Il grande progetto, in quest’ottica, è fondato sulla sinergia tra tre assi. In primo luogo, la garanzia delle forniture algerine e libiche. In cui Roma deve essere garante e protagonista, tenendo conto che il gas di Algeri contribuisce a finanziare indirettamente la Russia tramite armi e accordi e che la Libia va tutelata securitariamente. In secondo luogo, il grande gioco dei gasdotti nei Balcani per la distribuzione dell’oro blu, che vede protagoniste aziende quali Eni e Snam. In terzo luogo, l’apertura a una strategia pragmatica in Europa sulla gestione dei mercati energetici.
In quest’ottica il passaggio è, per citare le riflessioni di Stefano Zamagni, da un’etica dell’utilità a una delle virtù. Nell’utilitarismo energetico a fare la differenza è stato unicamente il fattore-prezzo. E questo ha alimentato il crescente legame con la Russia e la conseguente dipendenza. Nell’epoca del “virtuosismo” energetico a farla da padrone sono la geopolitica e l’interesse nazionale. L’Italia si è trovata a cambiare domanda prospettica nella sua politica energetica. Da “dove trovare gas a buon mercato?” si è passati a riflette sul tema di “dove trovare approvvigionamenti sicuri da partner affidabili?”. Un friendshoring energetico guidato direttamente da Palazzo Chigi oltre le competenze di ogni ministero, data la dipendenza sistemica della sicurezza economica nazionale da questa partita.

Rischi e opportunità
Tale approccio impone ovviamente rischi e opportunità. L’Italia spinge per il decoupling energetico dalla Russia e un domani potrà far pesare nei suoi confronti una maggiore resilienza, ma nel breve periodo questa strategia impone dei costi. L’esempio dello sviluppo dei terminal di gas naturale liquefatto da parte di Snam lo testimonia: serviranno centinaia di milioni di euro di spesa per aumentare la capacità di rigassificazione.

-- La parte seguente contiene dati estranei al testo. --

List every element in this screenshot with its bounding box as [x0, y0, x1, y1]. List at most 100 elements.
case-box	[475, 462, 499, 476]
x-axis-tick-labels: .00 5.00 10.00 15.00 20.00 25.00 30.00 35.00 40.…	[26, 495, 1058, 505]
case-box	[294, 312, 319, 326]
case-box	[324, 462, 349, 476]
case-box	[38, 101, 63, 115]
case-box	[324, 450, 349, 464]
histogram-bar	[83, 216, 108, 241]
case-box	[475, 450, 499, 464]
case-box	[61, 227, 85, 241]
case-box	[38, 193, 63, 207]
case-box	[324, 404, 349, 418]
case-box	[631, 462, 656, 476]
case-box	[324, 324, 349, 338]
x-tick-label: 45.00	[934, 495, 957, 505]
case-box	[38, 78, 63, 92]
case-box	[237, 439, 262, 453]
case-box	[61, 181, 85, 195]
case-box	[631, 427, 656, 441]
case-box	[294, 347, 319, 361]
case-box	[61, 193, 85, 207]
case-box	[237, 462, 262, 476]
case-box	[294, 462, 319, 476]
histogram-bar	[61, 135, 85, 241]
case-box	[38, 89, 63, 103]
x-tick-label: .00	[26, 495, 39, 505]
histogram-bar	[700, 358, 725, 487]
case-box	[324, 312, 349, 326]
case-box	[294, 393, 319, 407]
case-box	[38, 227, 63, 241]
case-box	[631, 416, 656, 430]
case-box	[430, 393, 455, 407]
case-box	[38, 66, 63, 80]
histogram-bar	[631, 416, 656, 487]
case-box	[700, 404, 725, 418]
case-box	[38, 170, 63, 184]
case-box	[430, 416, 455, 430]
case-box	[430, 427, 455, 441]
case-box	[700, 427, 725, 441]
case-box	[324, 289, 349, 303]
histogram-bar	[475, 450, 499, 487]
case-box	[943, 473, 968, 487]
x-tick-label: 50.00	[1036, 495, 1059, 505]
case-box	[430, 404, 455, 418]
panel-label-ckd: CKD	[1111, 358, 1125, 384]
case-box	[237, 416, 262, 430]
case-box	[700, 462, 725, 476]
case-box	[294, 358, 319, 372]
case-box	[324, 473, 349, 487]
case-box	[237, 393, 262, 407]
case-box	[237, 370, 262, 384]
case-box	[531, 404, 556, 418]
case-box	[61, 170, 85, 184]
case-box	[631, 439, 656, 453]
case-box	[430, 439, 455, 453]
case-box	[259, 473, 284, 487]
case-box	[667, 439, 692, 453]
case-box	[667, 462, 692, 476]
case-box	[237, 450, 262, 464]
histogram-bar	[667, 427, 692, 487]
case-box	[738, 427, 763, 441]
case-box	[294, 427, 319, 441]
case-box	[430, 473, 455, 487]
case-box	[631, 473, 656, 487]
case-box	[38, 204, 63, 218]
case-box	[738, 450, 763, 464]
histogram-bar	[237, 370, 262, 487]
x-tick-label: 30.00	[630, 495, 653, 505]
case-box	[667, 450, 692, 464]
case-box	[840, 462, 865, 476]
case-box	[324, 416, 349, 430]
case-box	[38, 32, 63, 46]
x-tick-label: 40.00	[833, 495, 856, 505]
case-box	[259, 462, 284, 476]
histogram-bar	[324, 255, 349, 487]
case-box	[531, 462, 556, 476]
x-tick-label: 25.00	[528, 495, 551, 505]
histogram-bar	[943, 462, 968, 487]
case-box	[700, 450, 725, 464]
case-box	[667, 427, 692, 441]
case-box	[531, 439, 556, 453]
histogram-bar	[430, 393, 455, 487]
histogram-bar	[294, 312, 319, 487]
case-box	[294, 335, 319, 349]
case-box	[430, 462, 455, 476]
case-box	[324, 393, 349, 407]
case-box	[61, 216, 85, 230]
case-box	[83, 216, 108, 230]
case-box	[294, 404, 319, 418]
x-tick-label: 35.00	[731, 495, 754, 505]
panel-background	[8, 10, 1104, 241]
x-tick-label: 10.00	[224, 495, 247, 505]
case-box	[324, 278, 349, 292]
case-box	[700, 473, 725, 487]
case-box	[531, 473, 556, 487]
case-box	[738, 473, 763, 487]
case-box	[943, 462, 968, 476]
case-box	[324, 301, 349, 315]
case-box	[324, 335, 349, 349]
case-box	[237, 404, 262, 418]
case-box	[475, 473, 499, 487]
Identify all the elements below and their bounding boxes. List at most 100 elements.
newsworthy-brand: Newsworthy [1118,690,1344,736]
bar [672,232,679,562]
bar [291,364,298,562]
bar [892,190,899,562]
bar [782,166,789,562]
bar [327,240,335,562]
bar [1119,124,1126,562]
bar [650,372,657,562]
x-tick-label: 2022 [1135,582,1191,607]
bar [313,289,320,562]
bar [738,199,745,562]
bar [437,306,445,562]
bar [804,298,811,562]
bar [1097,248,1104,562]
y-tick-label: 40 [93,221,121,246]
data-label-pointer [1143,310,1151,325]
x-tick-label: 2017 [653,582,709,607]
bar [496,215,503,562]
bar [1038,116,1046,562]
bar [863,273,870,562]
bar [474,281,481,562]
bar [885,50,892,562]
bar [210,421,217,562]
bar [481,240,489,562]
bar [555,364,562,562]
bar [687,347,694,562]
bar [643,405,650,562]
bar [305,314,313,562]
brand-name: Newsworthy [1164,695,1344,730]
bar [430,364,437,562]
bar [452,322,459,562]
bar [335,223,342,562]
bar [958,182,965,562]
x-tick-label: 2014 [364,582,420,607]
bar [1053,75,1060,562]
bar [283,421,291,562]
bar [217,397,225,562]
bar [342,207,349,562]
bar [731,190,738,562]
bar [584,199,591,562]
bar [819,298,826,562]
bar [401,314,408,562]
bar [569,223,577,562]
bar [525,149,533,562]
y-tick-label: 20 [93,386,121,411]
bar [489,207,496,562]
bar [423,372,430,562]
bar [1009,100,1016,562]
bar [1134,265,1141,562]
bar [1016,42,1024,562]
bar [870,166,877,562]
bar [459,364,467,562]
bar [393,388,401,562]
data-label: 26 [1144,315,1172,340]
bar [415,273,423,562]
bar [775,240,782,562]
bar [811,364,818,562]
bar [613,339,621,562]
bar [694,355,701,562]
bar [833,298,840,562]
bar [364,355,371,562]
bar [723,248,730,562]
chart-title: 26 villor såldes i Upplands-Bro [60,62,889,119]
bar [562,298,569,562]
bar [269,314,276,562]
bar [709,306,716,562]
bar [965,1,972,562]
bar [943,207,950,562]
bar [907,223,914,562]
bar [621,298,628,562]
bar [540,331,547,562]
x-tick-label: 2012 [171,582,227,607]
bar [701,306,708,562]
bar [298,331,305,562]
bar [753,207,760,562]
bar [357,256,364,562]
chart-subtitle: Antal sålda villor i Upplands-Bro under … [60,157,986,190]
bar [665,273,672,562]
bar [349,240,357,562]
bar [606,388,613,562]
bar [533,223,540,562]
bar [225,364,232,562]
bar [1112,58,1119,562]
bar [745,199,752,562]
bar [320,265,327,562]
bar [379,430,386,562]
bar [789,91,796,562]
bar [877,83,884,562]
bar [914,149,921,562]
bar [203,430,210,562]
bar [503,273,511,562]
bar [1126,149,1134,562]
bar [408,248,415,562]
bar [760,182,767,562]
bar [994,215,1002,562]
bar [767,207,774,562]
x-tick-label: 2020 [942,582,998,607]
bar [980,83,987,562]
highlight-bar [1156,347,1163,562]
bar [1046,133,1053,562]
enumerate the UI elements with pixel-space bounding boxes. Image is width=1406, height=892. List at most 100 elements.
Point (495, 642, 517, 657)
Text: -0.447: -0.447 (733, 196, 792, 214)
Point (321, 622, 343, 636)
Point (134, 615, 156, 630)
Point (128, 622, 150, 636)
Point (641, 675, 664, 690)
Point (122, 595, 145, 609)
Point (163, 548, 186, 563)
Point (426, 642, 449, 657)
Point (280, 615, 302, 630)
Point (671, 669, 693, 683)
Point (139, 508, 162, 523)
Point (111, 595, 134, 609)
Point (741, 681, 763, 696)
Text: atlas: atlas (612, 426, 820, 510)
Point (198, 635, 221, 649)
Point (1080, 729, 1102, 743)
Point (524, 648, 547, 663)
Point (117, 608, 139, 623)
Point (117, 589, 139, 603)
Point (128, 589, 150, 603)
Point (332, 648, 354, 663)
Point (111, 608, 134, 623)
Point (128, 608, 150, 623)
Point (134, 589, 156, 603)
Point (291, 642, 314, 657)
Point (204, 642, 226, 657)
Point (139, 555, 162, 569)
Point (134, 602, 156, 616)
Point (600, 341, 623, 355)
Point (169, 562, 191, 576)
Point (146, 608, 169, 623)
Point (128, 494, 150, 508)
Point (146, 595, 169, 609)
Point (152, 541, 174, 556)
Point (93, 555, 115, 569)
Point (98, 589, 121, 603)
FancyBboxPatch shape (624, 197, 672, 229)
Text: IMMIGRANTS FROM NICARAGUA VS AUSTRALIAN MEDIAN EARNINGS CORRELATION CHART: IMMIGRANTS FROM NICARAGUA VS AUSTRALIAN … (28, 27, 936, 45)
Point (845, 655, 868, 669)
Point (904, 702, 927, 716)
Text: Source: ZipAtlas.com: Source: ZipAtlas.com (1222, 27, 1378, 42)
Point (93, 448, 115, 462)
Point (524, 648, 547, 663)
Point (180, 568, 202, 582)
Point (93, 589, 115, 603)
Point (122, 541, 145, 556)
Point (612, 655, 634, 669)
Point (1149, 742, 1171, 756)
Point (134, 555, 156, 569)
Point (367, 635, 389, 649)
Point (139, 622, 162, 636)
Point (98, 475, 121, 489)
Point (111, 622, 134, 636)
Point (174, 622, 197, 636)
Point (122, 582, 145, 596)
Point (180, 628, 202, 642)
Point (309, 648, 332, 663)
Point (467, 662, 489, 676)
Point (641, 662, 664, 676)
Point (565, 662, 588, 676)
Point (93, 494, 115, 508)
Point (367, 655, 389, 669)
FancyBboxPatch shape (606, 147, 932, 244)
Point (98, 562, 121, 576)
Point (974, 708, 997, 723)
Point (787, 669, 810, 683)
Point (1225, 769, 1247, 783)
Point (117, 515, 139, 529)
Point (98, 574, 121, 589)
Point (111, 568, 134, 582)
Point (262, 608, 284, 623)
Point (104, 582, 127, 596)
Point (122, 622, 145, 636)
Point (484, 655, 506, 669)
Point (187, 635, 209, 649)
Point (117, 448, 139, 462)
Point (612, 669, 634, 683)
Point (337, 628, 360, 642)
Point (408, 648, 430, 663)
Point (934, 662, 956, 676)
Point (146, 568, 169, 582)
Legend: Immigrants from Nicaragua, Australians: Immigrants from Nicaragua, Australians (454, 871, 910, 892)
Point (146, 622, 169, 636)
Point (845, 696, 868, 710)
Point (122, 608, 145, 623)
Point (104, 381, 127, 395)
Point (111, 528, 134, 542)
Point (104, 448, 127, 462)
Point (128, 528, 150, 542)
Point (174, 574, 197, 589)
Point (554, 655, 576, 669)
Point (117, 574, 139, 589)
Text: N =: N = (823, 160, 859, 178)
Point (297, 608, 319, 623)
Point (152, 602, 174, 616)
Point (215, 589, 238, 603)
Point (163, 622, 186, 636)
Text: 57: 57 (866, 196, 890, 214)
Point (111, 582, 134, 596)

La seconda problematica è quella del fatto che l’Italia mira a essere un hub del gas in una fase in cui la domanda di oro blu dell’Europa è data in declino del 25-30% in un decennio. Ma lo sviluppo infrastrutturale consente di pensare alla sinergia tra opportunità di rafforzamento del Paese sul gas e infrastrutture dual use con ricadute sulla transizione energetica: si pensi al caso dell’idrogeno.
Infine, la diversificazione delle forniture impone di diversificare a sua volta l’attenzione nei confronti dei Paesi di riferimento per la crescita delle forniture di oro blu. Casi come le tensioni tra Algeria e Marocco o Azerbaijan e Armenia riguarderanno da vicino anche il sistema-Paese. Ma uno Stato maturo deve tenere in conto anche la prospettiva di sfide mulltidimensionali.
Infine, l’Italia delega una fetta importante della sua sicurezza energetica alle sue partecipate pubbliche come Eni e Snam. La sicurezza diventa funzione della corretta governance di queste aziende e ciò pone un problema di corretta gestione dei processi di rinnovo dei Cda, che per il Cane a sei zampe si avvieranno a breve.. Ma si pone anche un’attenzione sull’italianità assoluta del processo di diversificazione. Pensato a Palazzo Chigi, non imposto da terzi e attuato dalle energie dell’impresa e del mercato. Per permettere all’Italia di navigare nell’attuale caos energetico.